Among the other things Trump covered in his speech before getting to Obamacare: trade, support for law enforcement, the Gorsuch Supreme Court nomination, budget cuts, an increase in defense spending, cutting regulation, reviving the coal industry, the Keystone pipeline, more trade, the Mexican border wall, border security in general, and more.
Trump spoke at length on a Hawaii federal judge’s decision, announced a short time before Trump took the stage, to stop the president’s revised travel ban before it could go in effect. The president denounced the judge. He vowed to continue his work to keep America safe. He read from the statute that the administration believe empowers him to act. He clearly spoke from the heart.
Obamacare? Not so much.
A few hours before Trump’s speech, House Speaker Paul Ryan said Trump would use the Tennessee appearance to make the case for Obamacare repeal and replacement.

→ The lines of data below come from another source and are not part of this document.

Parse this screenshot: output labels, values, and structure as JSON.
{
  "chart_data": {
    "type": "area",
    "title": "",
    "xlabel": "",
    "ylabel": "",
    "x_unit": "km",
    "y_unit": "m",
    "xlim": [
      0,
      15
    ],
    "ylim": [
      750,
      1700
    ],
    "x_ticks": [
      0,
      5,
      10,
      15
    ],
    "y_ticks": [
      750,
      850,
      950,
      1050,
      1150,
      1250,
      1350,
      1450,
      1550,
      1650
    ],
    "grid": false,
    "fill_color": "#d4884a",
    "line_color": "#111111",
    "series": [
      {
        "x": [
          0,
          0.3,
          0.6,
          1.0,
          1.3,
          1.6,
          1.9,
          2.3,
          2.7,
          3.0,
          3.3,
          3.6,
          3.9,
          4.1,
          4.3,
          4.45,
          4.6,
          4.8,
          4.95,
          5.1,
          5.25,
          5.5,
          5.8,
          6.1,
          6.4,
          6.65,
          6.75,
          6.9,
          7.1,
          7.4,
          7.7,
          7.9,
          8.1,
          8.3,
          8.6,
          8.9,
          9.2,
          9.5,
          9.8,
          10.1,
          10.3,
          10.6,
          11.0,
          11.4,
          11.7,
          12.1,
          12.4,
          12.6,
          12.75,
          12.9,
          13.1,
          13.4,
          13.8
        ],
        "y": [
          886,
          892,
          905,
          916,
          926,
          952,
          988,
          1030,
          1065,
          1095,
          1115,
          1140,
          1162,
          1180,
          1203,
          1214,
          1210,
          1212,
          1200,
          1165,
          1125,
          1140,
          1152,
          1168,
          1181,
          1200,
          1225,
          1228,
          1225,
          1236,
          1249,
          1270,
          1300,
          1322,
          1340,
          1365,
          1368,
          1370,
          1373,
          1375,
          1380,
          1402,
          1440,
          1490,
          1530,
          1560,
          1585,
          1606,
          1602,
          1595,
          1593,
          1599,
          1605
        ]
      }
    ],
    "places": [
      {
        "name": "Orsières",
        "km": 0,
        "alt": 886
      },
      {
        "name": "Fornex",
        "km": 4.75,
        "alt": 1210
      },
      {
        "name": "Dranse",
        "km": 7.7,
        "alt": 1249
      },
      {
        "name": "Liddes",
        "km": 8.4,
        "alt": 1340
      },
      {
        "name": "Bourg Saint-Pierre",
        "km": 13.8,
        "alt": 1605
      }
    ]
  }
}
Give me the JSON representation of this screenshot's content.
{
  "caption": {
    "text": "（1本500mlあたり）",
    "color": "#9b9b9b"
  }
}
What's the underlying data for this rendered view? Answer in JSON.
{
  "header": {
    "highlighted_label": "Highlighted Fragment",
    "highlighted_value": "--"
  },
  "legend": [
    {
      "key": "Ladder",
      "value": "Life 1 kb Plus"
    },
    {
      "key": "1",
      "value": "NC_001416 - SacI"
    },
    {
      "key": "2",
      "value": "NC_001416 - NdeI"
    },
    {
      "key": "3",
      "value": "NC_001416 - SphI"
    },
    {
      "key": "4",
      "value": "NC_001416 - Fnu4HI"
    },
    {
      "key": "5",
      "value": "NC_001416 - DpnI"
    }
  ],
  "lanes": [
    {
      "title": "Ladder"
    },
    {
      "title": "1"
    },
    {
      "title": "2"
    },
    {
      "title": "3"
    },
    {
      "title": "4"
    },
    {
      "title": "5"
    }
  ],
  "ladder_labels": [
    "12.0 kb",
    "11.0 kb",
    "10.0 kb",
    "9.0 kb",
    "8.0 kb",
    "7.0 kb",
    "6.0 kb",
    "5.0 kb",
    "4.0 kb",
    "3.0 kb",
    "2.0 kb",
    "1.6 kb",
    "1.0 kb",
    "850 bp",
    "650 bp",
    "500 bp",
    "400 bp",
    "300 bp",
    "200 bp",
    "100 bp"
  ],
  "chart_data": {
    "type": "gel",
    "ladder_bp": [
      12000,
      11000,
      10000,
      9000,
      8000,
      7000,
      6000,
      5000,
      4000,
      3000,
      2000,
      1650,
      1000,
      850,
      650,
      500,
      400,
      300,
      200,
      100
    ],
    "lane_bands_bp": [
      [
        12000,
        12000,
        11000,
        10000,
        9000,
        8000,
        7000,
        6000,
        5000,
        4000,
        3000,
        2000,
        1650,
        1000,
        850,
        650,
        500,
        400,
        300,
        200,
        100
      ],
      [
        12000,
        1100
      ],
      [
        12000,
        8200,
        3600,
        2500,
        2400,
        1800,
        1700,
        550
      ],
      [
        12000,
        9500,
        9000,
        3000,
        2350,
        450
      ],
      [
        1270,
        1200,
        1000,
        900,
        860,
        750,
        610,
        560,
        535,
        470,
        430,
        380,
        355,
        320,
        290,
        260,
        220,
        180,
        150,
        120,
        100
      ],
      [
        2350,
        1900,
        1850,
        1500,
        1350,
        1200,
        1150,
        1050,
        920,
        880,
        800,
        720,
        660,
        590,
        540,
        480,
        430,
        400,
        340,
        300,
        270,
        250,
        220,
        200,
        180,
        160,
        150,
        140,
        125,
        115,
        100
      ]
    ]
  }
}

“The president’s going to be talking about this tonight,” Ryan told CNN’s Jake Tapper. “We’re working hand-in-glove with the White House…the president is all-in on this.”
“He just gave a speech in Michigan, and he didn’t mention it once,” Tapper told Ryan.
“That’s because he was going to do CAFE standards,” Ryan said, referring to the government’s auto mileage requirement that was on Trump’s afternoon agenda. “You’re not going to be making an announcement on CAFE standards in Michigan and step all over that story with something on health care. That’s something he’s going to do later, I think in Tennessee, if I’m not mistaken.”
Ryan was right — sort of. Trump did discuss Obamacare in Nashville. But he took his time getting to it — he brought it up nearly 28 minutes into a 38-minute speech — and he made no secret of his impatience with the complicated path House Republicans have chosen to solve the problem of dumping Barack Obama’s signature achievement without any Democratic support and without a filibuster-proof GOP majority in the Senate.
“We’re doing it a different way, a complex way, it’s fine,” Trump said, almost dismissively, of the Obamacare effort. “The end result is when you have phase one, phase two, phase three, it’s going to be great. It’s going to be great. And then — you get on to tax reductions, which I like.”
Trump spent about seven minutes, with a few diversions, talking about Obamacare. Among other things, he warmed hearts in the House leadership when he said, “The House has put forward a plan to repeal and replace Obamacare, based on the principles I outlined in my joint address.”
“Hope everyone heard that,” Ryan spokeswoman AshLee Strong tweeted. And when Trump delivered the pitch — “The House legislation does so much for you” — Strong tweeted a screenshot of Trump’s words.
So yes, Trump did give House Republicans a show of support in the Obamacare fight. But he also sent signal after signal that he’d rather be rid of it. What that says about Trump’s willingness to fight in the long term just isn’t clear.